= Banking in Azerbaijan =

Banking in Azerbaijan in its present form dates back to 1992, but it originated in the second half of the 19th century and continued through the Soviet period. It consists of the country's central bank, the Central Bank of Azerbaijan, founded on 11 February 1992, and other commercial banks. The commercial banks in the country are joint–stock companies.

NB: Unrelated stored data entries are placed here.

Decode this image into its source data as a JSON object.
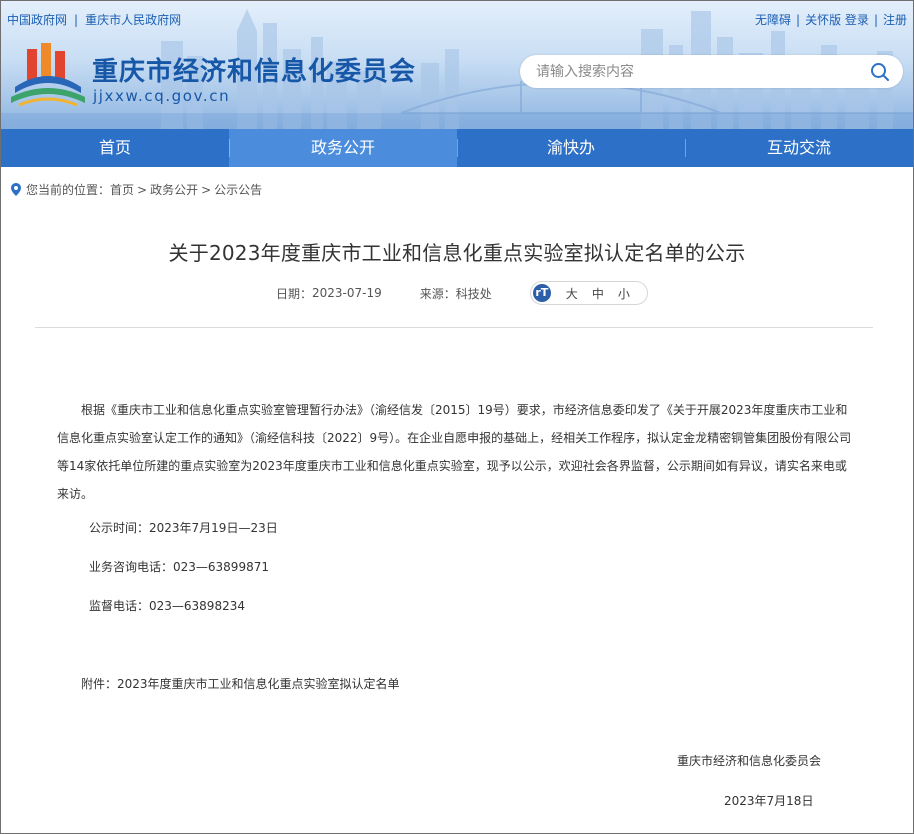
{
  "header": {
    "top_links": [
      "中国政府网",
      "重庆市人民政府网"
    ],
    "right_links": [
      "无障碍",
      "关怀版",
      "登录",
      "注册"
    ],
    "site_title": "重庆市经济和信息化委员会",
    "site_domain": "jjxxw.cq.gov.cn",
    "search_placeholder": "请输入搜索内容",
    "search_icon": "search-icon",
    "logo_icon": "emblem-logo-icon"
  },
  "nav": {
    "items": [
      "首页",
      "政务公开",
      "渝快办",
      "互动交流"
    ],
    "active_index": 1
  },
  "breadcrumb": {
    "prefix": "您当前的位置：",
    "items": [
      "首页",
      "政务公开",
      "公示公告"
    ],
    "separator": ">",
    "icon": "location-pin-icon"
  },
  "article": {
    "title": "关于2023年度重庆市工业和信息化重点实验室拟认定名单的公示",
    "date_label": "日期：",
    "date": "2023-07-19",
    "source_label": "来源：",
    "source": "科技处",
    "font_size_icon": "font-size-icon",
    "font_sizes": [
      "大",
      "中",
      "小"
    ],
    "paragraph": "根据《重庆市工业和信息化重点实验室管理暂行办法》（渝经信发〔2015〕19号）要求，市经济信息委印发了《关于开展2023年度重庆市工业和信息化重点实验室认定工作的通知》（渝经信科技〔2022〕9号）。在企业自愿申报的基础上，经相关工作程序，拟认定金龙精密铜管集团股份有限公司等14家依托单位所建的重点实验室为2023年度重庆市工业和信息化重点实验室，现予以公示，欢迎社会各界监督，公示期间如有异议，请实名来电或来访。",
    "publicity_period": "公示时间：2023年7月19日—23日",
    "consult_phone": "业务咨询电话：023—63899871",
    "supervise_phone": "监督电话：023—63898234",
    "attachment": "附件：2023年度重庆市工业和信息化重点实验室拟认定名单",
    "signature": "重庆市经济和信息化委员会",
    "sign_date": "2023年7月18日"
  },
  "colors": {
    "nav_bg": "#2d70c7",
    "nav_active": "#4b8cdc",
    "title_blue": "#1757a8"
  }
}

The only valid currency in Azerbaijan is the Azerbaijani manat. Only the Central Bank can issue manats. During the transition to a market economy in the 1990s, the banking system was not meeting the needs of socioeconomic development as expected, and followed old, Soviet laws. Banks in Azerbaijan have mandatory reserves, determination of norms, regulations of liabilities between creditors and depositors, and deposit insurance. These laws were introduced in 1996 after the system proved to violate laws and timely repayments of deposits. The country's banking system is now stable.

== Legal basis ==
Azerbaijan restored its independence on October 18, 1991. Besides the law "On Banks and Banking Activity in the Republic of Azerbaijan”, the law "On the National Bank of the Republic of Azerbaijan” was adopted on 7 August 1992. Manat - the national currency of the Republic of Azerbaijan, was released on August 15 (together with the ruble). Manat was declared the only means of payment in the country on 1 January 1994. In Article 19, paragraph 2 of the first Constitution of the Republic of Azerbaijan adopted in the referendum on November 12, 1995, it was reaffirmed that the right to issue and withdraw money from circulation only belongs to the National Bank. The law "On the National Bank of the Republic of Azerbaijan” and "On Banks and Banking Activity in the Republic of Azerbaijan were re-adopted in a new edition on dates 10 June 1996, and 14 June 1996, respectively. New bank laws allowed the banking system to become closer to the world banking experience and establish credit institutions. In order to adapt to the updated scientific and theoretical methods and the requirements of modern ongoing processes, the law "On the National Bank of the Republic of Azerbaijan" was adopted on December 10, 2004. The law "On Banks" adopted on 16 January 2004, came into force on 30 March 2004. In connection with the Referendum Act named "On Additions and Amendments to the Constitution of the Republic of Azerbaijan" dated March 18, 2009, "National Bank of the Republic of Azerbaijan" was renamed to "The Central Bank of the Republic of Azerbaijan". As a result of measures taken for the creation of deposit insurance mechanisms, the law "On Deposit Insurance" was adopted On 29 December 2006. Important activities are carried out in Azerbaijan to prevent legalizing criminally obtained money or other properties and the financing of terrorism. In this regard, the law “On the Prevention of the Legalization of Criminally Obtained Funds or Other Property and the Financing of Terrorism” came into force on date 25 February 2009.

==Ratings==
On 6 March 2014, Fitch Ratings released an assessment of Azerbaijan's banking sector as being "broadly stable," although highlighted structural issues that should be addressed to improve the sector. Fitch noted that retail lending is a higher growth segment than corporate lending. Fitch also affirmed positive ratings on five different Azerbaijan banks.